After Recent Revelations By Professional Gambler Billy Walters, Golfer Hopes To Make Changes


Phil MickelsonPhil Mickelson admits he has a gambling addiction and is working on it. That’s the message the pro golfer tried to convey in a Twitter post this week that covered some of his problems with betting over the last few years.

Beyond his connection with LIV Golf and winning six major titles, the 53-year-old recently made headlines for his wagering on and off the golf course. The new book Gambler: Secrets from a Life of Risk by professional gambler Billy Walters alleged that Mickelson has wagered around $1 billion on football, basketball, and baseball over the past 30 years.

That included an allegation of Mickelson trying to place a $400,000 bet on the 2012 American Ryder Cup, of which he was a member. Walters reportedly refused to take the action.

Mickelson denied making such a bet, but did not specify if he tried.

“I never bet on the Ryder Cup.

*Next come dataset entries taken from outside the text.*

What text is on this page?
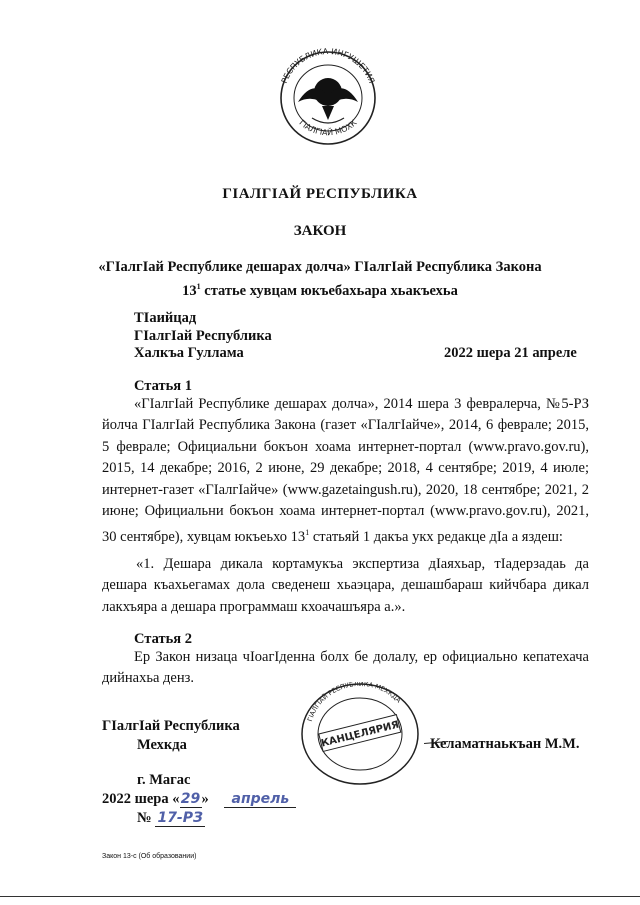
РЕСПУБЛИКА ИНГУШЕТИЯ
ГIАЛГIАЙ МОХК
ГIАЛГIАЙ РЕСПУБЛИКА
ЗАКОН
«ГIалгIай Республике дешарах долча» ГIалгIай Республика Закона
$13^1$ статье хувцам юкъебахьара хьакъехьа
ТIаийцад
ГIалгIай Республика
Халкъа Гуллама	2022 шера 21 апреле
Статья 1
«ГIалгIай Республике дешарах долча», 2014 шера 3 февралерча, №5-РЗ йолча ГIалгIай Республика Закона (газет «ГIалгIайче», 2014, 6 феврале; 2015, 5 феврале; Официальни бокъон хоама интернет-портал (www.pravo.gov.ru), 2015, 14 декабре; 2016, 2 июне, 29 декабре; 2018, 4 сентябре; 2019, 4 июле; интернет-газет «ГIалгIайче» (www.gazetaingush.ru), 2020, 18 сентябре; 2021, 2 июне; Официальни бокъон хоама интернет-портал (www.pravo.gov.ru), 2021, 30 сентябре), хувцам юкъеьхо $13^1$ статьяй 1 дакъа укх редакце дIа а яздеш:
«1. Дешара дикала кортамукъа экспертиза дIаяхьар, тIадерзадаь да дешара къахьегамах дола сведенеш хьаэцара, дешашбараш кийчбара дикал лакхъяра а дешара программаш кхоачашъяра а.».
Статья 2
Ер Закон низаца чIоагIденна болх бе долалу, ер официально кепатехача дийнахьа денз.
ГIалгIай Республика
Мехкда	Келаматнаькъан М.М.
ГIАЛГIАЙ РЕСПУБЛИКА МЕХКДА
КАНЦЕЛЯРИЯ
г. Магас
2022 шера «29» апрель
№ 17-РЗ
Закон 13-с (Об образовании)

While it is well known that I always enjoy a friendly wager on the course, I would never undermine the integrity of the game.”

He did, however, admit he has a problem and addressed wagering on the upcoming NFL season.

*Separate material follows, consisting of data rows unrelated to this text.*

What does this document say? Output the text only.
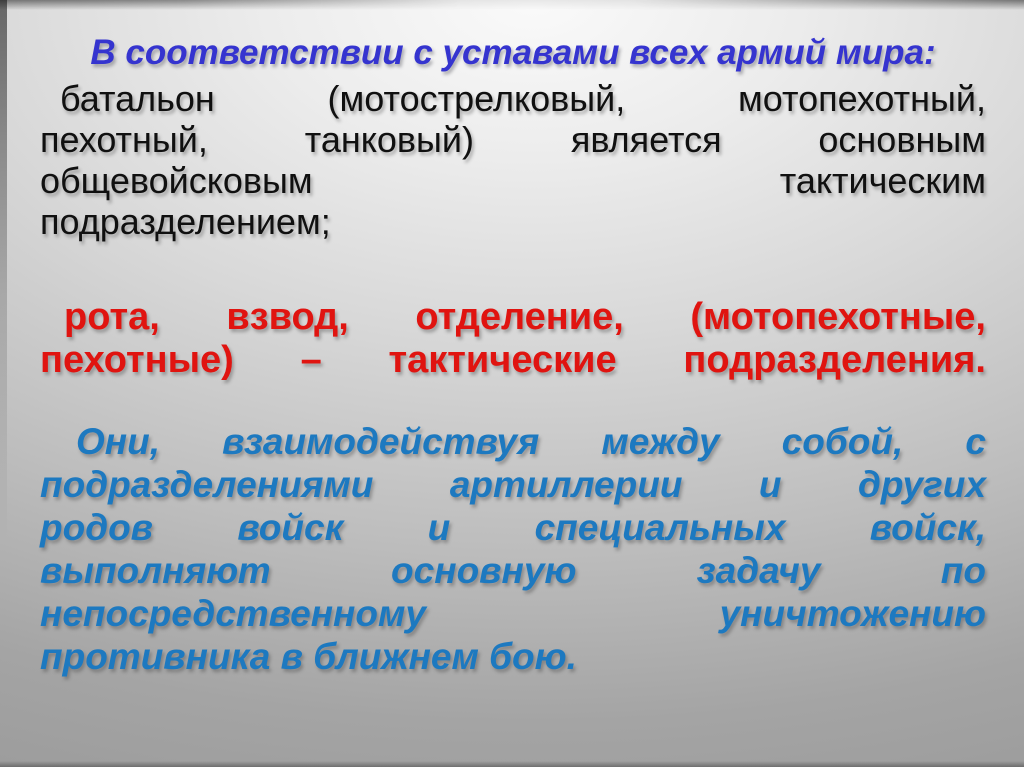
В соответствии с уставами всех армий мира:
батальон	(мотострелковый,	мотопехотный,
пехотный,	танковый)	является	основным
общевойсковым	тактическим
подразделением;
рота, взвод, отделение, (мотопехотные,
пехотные) – тактические подразделения.
Они, взаимодействуя между собой, с
подразделениями артиллерии и других
родов войск и специальных войск,
выполняют	основную	задачу	по
непосредственному	уничтожению
противника в ближнем бою.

“I won’t be betting this year because I crossed the line of moderation and into addiction which isn’t any fun at all,” he noted on Twitter. “The money wasn’t ever the issue since our financial security has never been threatened, but I was so distracted I wasn’t able to be present with the ones I love and caused a lot of harm.”

Admitting There’s A Problem

The golfer said betting has affected his relationships with others and that he’s working to “clean up the damage” that he’s done. He offered encouragement to others dealing with similar issues. His wife Amy has been a source of inspiration, Mickelson said.

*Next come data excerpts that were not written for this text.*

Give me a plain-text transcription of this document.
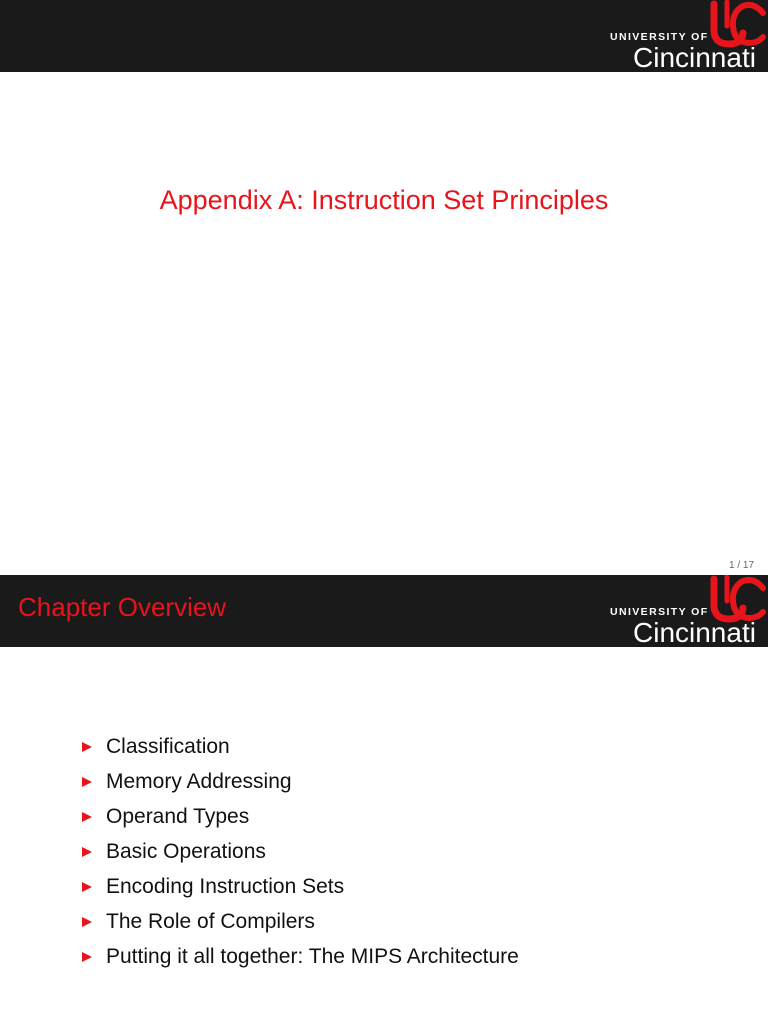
UNIVERSITY OF
Cincinnati
Appendix A: Instruction Set Principles
1 / 17
Chapter Overview	UNIVERSITY OF
Cincinnati
Classification
Memory Addressing
Operand Types
Basic Operations
Encoding Instruction Sets
The Role of Compilers
Putting it all together: The MIPS Architecture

“Hopefully you won’t have to deal with these difficult moments publicly so others can profit off you like I have,” he said. “But hopefully you WILL have a strong and supportive partner who is willing to help you through being your worst self, and through your worst moments like I have in Amy. She has loved me and supported me through my darkest and most difficult times. I couldn’t have gotten through this without her.”

Seeking Help

This isn’t the first time Mickelson’s wagering has drawn headlines. In 2015, ESPN reported that he transferred $3 million to another party that was part of “an illegal gambling operation which accepted and placed bets on sporting events.”

That intermediary, Gregory Silveira, pleaded guilty to money laundering funds from an unnamed “gambling client” from 2010-13. While not named in court documents, ESPN reported Mickelson was that client. He was never charged with a crime as part of the case.

Considering the revelations in the Walters book, it appears Mickelson is trying to make some serious changes.

“After many years of receiving professional help, not gambling, and being in recovery from my addictions, I’m now able to sit still, be present in the moment and live each day with an inner calm and peace,” he noted. “I still have a lot of cleaning up to do with those I love the most but I’m doing it slowly and as best I can.”

Walters, one of the most successful sports bettors of all time, was convicted of insider trading and sentenced to five years in prison. The sentence was later commuted.